PadhangmBulan Maret 2012

Padhang Mbulan malam itu terasa istimewa. Sebab, selain Cak Nun dan Cak Fuad, Kiai Kanjeng juga turut serta hadir di maiyahan. Materi malam itu merupakan pendalaman dan pengkayaan atas apa yang sudah disampaikan Cak Nun pada maiyahan di Gunung Anyar tempo hari.

Seperti telah menjadi ilmu bersama, maiyahan di Gunung Anyar sebelumnya bisa diidentifikasi sebagai pengantar pemahaman tauhid. Bagaimana Cak Nun memberikan pemahaman baru rahasia penciptaan, siapa sebenarnya Muhammad, apa posisi Muhammad dalam kontelasi penciptaan alam semesta hingga pada cara kembali kepada Allah: cara positif atau negatif.
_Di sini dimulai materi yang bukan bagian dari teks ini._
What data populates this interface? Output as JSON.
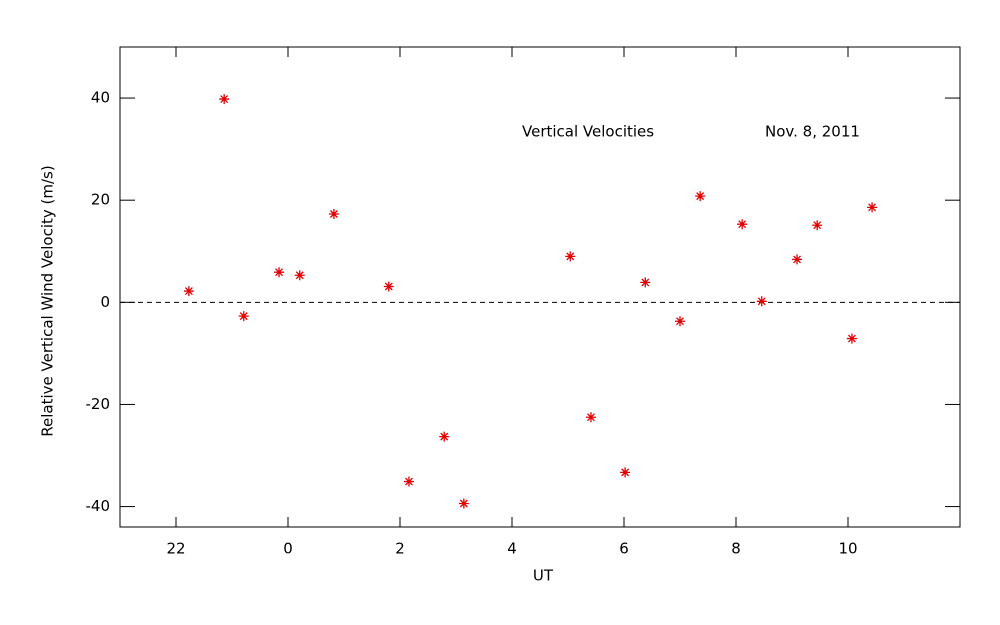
{
  "chart_data": {
    "type": "scatter",
    "xlabel": "UT",
    "ylabel": "Relative Vertical Wind Velocity (m/s)",
    "annotations": [
      "Vertical Velocities",
      "Nov. 8, 2011"
    ],
    "color": "#e00000",
    "reference_line": 0,
    "xlim": [
      -3,
      12
    ],
    "xticks": [
      {
        "value": -2,
        "label": "22"
      },
      0,
      2,
      4,
      6,
      8,
      10
    ],
    "ylim": [
      -44,
      50
    ],
    "yticks": [
      -40,
      -20,
      0,
      20,
      40
    ],
    "x": [
      -1.77,
      -1.14,
      -0.79,
      -0.16,
      0.21,
      0.82,
      1.8,
      2.16,
      2.79,
      3.14,
      5.04,
      5.41,
      6.02,
      6.38,
      7.0,
      7.36,
      8.11,
      8.46,
      9.09,
      9.45,
      10.07,
      10.43
    ],
    "values": [
      2.2,
      39.8,
      -2.7,
      5.9,
      5.3,
      17.3,
      3.1,
      -35.1,
      -26.3,
      -39.4,
      9.0,
      -22.5,
      -33.3,
      3.9,
      -3.7,
      20.8,
      15.3,
      0.2,
      8.4,
      15.1,
      -7.1,
      18.6
    ]
  }
}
Dalam kesempatan kali ini, Cak Nun menyegarkan kembali ingatan jamaah Maiyah kepada Muhammad dengan sebuah pertanyaan, “Kira-kira sejak kapan Muhammad bisa mengetahui hampir segala sesuatu, kesadarannya di bukak byak? Saat malaikat membelah dada Muhammad kecil. Itulah peristiwa yang indikatif dimana saat itulah struktur kesadaran dan struktur data di dalam diri Muhammad kecil diubah sedemikian rupa. Mungkin saja malaikat waktu itu menyambung beberapa “kabel” dalam diri Muhammad sehingga dalam seketika, kesadarannya berada di level yang jauh lebih tinggi dibanding manusia pada umumnya.”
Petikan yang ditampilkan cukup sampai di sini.